Wouldn't Deckard get seen/filmed/spotted going to a supplier of the head of the company? I didn't understand why he thought that was a safe thing to do at the end.


this is a movie where the same replicant which humans generally do not trust can go the the LAPD and kill coco and a police chief. ... their surveillance sucks balls in the future
where convienient for the plot of course

Aaron Paul would've been perfect for the lead role of this movie

with his big head and general inabiltiy to act? no. Watch need for speed - AP is not made for the big screen.
 
This actually confuses me, because Joe leaves his vehicle a long ways from where he finds Decard; he parks it and walks for a long time through statues, etc. At least several blocks. But the people sent in after him know the building and floor to hone in on instantly. If they were tracking his car, they'd have been a ways away. How did they find him there?

why is it confusing? How did Joe find the bees/sign of life? Through a scanner. clearly the opposition also had the technology once they knew where he generally was.
 

TAJ

Darkness cannot drive out darkness; only light can do that. Hate cannot drive out hate; only love can do that.
Fuck this. If this is the future of film audio then I'm done.
 
My one question is, well, I thought replicants have a life span of four years? Knowing this, how is Deckard alive in this movie?

the nexus 8 models have normal life spans + deckard might or might not be a replicant. But him being hunted and worried about being hunted suggests he might be. or not.

in the scheme of things, it does not matter.
 

Magwik

Banned
the nexus 8 models have normal life spans + deckard might or might not be a replicant. But him being hunted and worried about being hunted suggests he might be. or not.

in the scheme of things, it does not matter.
I do appreciate them keeping the ambiguity of Deckard being a replicant or not. Sucks that Harrison Ford didn't really try though here.
 
I just assumed he was hunted for harboring a replicant and running away with her

but why would he hide away like this when he obviously hasn't been hunted for 30 years and no one even knew about it?

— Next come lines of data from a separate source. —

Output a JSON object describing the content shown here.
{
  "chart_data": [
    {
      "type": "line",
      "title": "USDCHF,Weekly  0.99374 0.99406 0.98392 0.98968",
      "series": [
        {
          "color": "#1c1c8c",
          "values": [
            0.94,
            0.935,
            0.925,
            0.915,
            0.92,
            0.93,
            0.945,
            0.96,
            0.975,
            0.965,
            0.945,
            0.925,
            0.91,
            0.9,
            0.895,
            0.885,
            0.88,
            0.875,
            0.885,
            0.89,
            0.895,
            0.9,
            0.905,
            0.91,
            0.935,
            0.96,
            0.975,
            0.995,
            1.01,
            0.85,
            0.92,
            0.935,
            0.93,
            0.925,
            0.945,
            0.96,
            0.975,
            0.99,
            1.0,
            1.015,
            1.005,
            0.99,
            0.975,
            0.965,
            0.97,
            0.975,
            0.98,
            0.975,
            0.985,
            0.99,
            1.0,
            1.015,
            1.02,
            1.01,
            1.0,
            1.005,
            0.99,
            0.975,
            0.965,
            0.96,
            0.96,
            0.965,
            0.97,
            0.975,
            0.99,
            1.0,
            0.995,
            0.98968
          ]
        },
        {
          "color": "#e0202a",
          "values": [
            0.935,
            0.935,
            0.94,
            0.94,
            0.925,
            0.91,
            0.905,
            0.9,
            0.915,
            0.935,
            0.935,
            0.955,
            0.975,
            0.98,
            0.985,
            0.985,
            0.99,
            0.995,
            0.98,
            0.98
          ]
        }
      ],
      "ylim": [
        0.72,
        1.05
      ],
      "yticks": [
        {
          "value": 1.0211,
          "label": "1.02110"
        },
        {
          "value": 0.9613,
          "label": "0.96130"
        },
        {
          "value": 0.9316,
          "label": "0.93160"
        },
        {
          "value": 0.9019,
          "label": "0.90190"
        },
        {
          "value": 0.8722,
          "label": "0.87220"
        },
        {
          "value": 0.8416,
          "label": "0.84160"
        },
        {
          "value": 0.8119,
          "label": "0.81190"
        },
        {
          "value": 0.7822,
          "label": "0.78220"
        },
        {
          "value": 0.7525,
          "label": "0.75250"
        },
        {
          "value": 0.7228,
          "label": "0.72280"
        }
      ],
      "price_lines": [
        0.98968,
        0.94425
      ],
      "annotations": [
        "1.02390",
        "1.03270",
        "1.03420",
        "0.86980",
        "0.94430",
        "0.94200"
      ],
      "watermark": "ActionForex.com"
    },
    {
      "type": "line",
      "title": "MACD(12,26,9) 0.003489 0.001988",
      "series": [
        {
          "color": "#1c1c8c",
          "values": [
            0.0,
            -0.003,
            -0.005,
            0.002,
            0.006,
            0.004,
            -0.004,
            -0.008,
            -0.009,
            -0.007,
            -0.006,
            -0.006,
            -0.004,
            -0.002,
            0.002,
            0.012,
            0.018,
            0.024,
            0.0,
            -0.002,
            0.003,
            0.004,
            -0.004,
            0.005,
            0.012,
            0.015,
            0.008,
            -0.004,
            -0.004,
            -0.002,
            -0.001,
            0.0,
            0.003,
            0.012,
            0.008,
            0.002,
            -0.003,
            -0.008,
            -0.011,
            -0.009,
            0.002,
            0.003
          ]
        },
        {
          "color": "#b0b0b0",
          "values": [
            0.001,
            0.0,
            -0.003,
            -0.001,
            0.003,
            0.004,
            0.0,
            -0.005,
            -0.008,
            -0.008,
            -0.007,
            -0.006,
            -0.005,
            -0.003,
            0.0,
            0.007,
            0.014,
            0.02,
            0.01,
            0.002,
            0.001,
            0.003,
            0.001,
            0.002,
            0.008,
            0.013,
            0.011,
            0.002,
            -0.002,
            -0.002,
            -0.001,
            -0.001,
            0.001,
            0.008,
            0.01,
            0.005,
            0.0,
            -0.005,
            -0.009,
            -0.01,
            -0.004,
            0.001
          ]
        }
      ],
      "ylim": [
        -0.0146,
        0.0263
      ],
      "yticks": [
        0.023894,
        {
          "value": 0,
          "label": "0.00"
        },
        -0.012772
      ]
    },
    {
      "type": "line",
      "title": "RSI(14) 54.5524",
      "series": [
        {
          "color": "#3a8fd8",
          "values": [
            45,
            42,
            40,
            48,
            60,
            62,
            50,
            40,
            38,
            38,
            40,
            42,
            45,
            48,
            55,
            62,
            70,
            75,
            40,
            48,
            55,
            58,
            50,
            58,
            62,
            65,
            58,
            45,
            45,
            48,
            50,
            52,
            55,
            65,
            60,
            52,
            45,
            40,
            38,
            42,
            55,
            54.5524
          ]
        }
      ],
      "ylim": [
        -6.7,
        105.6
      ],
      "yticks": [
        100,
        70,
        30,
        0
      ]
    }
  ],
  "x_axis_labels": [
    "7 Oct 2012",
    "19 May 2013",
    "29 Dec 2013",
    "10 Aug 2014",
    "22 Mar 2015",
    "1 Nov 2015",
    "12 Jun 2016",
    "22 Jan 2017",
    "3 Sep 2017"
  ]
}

I thought HF was good in this but I think whoever did the costume design for HF was like, here's some pants and a grey t-shirt. :/
 
😵😳 Just got off the 10:05pm showing of this movie in IMAX 3D and I’m completely floored. A total classic and one of the greatest movies ever made. Holy shit, I think it’s my favorite movie ever. Denis Villeneuve is a total genius, wow!
 

Moonkid

Member
Yep. Would've been perfect. The most we got was a few minor roles and Jois accent lol
Haha lmao. Come to think of it, what are some science fiction films with a non-white lead? All my favourites in the genre are overwhelmingly white, but Starship Troopers gets a pass :p
 
Not much to be honest. Siri was just used as an example by that poster to show the reasonable actions of an AI as explained by today's concepts of machine learning.

Whatever your concept of AI, it makes sense that a company would protect its own interests by preventing its products from working against it. They went as far as they could in that direction with K and his class of replicants, but they could go a lot further with an AI's behavior guidelines. An AI asking its user to modify or destroy a company device to prevent the company from tracking it seems like undesirable behavior.